As Johnson explains:

It is a rejection of privilege that simultaneously confirms it. Therefore, the problem of medicalization seems to apply disproportionately to privileged women. In fact, some of the most serious pronouncements of medical interference in pregnancy and childbirth as a “natural, normal, woman-centered event” come from women of considerable privilege and authority.

It is not surprising then that “natural” childbirth, a philosophy of privilege is rejected by women who lack social privilege, women of color and women from non first world countries. But there is a further reason for rejection, the romanticization of the experience of non-privileged women:

… Third World women’s experiences with traditional or natural birthing practices have been appropriated and romanticized by first world women, often to the detriment of the subaltern women. Sheryl Nestel claims that “conceptually, images of Third World women have served to define middle-class white women’s midwifery identities through both negative comparison and fantasized idealization”

To put it bluntly, privileged women construct a view of childbirth that explicitly ignores the vast suffering endured by real women forced to experience childbirth “naturally.”

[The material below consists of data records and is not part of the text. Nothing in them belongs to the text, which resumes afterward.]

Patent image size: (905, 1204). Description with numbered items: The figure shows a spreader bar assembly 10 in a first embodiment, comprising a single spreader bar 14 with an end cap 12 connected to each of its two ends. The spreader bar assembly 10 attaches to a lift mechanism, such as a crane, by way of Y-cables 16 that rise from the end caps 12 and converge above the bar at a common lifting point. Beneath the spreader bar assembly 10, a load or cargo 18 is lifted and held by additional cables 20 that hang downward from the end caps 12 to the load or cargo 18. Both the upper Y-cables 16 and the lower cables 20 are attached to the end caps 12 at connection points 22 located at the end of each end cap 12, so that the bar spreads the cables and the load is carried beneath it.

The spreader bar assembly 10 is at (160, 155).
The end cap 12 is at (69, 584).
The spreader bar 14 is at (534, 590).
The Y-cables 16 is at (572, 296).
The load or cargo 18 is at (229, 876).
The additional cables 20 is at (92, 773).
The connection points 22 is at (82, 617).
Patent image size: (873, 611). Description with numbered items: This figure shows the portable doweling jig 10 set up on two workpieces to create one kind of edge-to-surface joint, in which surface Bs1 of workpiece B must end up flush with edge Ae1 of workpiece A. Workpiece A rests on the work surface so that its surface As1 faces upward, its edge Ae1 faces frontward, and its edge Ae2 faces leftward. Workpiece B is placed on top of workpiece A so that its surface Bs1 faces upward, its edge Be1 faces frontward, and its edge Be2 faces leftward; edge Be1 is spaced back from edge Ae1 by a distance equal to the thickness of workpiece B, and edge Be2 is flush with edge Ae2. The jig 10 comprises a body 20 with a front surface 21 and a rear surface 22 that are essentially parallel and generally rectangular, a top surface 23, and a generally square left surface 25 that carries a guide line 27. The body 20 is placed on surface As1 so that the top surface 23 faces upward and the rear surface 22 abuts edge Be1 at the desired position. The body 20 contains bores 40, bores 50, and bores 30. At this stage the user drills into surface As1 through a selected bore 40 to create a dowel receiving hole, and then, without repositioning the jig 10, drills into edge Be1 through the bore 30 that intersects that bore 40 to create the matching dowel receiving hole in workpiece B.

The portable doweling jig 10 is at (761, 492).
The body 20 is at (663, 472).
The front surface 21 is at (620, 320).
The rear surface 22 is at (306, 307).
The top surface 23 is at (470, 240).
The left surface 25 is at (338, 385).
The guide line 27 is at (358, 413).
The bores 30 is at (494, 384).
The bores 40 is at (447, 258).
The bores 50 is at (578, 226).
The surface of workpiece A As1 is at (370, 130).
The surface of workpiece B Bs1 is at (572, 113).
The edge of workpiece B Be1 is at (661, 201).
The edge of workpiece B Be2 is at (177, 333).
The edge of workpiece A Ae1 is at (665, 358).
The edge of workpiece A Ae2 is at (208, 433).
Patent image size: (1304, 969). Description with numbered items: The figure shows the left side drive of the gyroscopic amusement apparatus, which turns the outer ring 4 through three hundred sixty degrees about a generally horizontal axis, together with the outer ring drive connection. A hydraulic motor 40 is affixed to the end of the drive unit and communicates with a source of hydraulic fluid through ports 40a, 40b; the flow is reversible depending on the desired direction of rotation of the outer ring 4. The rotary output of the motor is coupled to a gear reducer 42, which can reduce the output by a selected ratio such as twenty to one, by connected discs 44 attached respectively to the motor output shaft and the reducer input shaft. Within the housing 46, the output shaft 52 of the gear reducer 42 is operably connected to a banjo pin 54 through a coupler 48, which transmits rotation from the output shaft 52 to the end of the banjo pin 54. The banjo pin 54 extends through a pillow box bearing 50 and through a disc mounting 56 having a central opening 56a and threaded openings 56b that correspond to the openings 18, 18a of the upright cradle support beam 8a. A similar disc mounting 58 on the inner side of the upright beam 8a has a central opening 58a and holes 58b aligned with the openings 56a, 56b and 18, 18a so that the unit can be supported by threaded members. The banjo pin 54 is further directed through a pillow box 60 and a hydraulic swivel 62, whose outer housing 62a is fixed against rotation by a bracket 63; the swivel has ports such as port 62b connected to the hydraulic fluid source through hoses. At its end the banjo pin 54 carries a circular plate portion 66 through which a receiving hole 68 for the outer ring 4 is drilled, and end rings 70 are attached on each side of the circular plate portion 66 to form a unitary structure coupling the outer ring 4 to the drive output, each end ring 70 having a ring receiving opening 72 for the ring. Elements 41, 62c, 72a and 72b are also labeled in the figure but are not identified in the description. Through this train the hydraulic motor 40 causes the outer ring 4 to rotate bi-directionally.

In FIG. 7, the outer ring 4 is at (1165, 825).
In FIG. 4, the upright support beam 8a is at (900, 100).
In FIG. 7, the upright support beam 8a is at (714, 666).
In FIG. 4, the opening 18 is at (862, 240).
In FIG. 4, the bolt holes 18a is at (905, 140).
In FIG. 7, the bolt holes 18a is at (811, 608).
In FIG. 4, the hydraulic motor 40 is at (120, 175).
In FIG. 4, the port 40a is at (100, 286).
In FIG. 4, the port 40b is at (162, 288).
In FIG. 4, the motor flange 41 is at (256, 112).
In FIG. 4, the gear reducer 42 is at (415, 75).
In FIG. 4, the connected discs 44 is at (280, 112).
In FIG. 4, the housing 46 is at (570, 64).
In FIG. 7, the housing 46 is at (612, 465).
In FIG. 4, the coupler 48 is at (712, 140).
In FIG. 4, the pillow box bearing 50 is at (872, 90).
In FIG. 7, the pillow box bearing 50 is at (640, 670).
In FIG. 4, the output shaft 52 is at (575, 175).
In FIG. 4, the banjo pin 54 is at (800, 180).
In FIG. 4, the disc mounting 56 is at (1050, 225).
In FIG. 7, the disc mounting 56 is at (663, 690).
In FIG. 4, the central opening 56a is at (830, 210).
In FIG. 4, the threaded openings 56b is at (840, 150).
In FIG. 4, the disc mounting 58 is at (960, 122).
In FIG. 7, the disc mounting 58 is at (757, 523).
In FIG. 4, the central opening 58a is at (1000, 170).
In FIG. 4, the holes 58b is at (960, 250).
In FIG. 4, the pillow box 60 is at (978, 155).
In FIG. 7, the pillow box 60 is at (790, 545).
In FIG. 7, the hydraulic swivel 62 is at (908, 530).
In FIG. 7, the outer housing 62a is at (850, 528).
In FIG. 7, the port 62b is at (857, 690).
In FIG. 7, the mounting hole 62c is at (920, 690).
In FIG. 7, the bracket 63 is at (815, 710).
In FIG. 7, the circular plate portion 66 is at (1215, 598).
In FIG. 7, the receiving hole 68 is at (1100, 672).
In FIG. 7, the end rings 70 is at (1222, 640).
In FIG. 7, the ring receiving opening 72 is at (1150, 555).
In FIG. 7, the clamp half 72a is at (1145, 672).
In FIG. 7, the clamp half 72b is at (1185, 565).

… The fantasy of Third World women’s natural experiences of childbirth has become iconic among first world women, even if these experiences are more imagined than real. This creates multiple opportunities for exploitation, as the experiences of Third World women are used as a means for first world women to acquire knowledge, experience and perspective on ‘natural’ or ‘traditional’ birthing practices, while denying the importance of medical services that privileged women take for granted.

Natural childbirth is rejected by women of color and by women from countries outside the first world. Natural childbirth is a philosophy that presumes economic security, ready access to medical technology, and the leisure to construct an “identity.” It does not merely ignore the suffering that childbirth entails for many non-privileged women, it actively erases their suffering by pretending that it does not exist and never existed.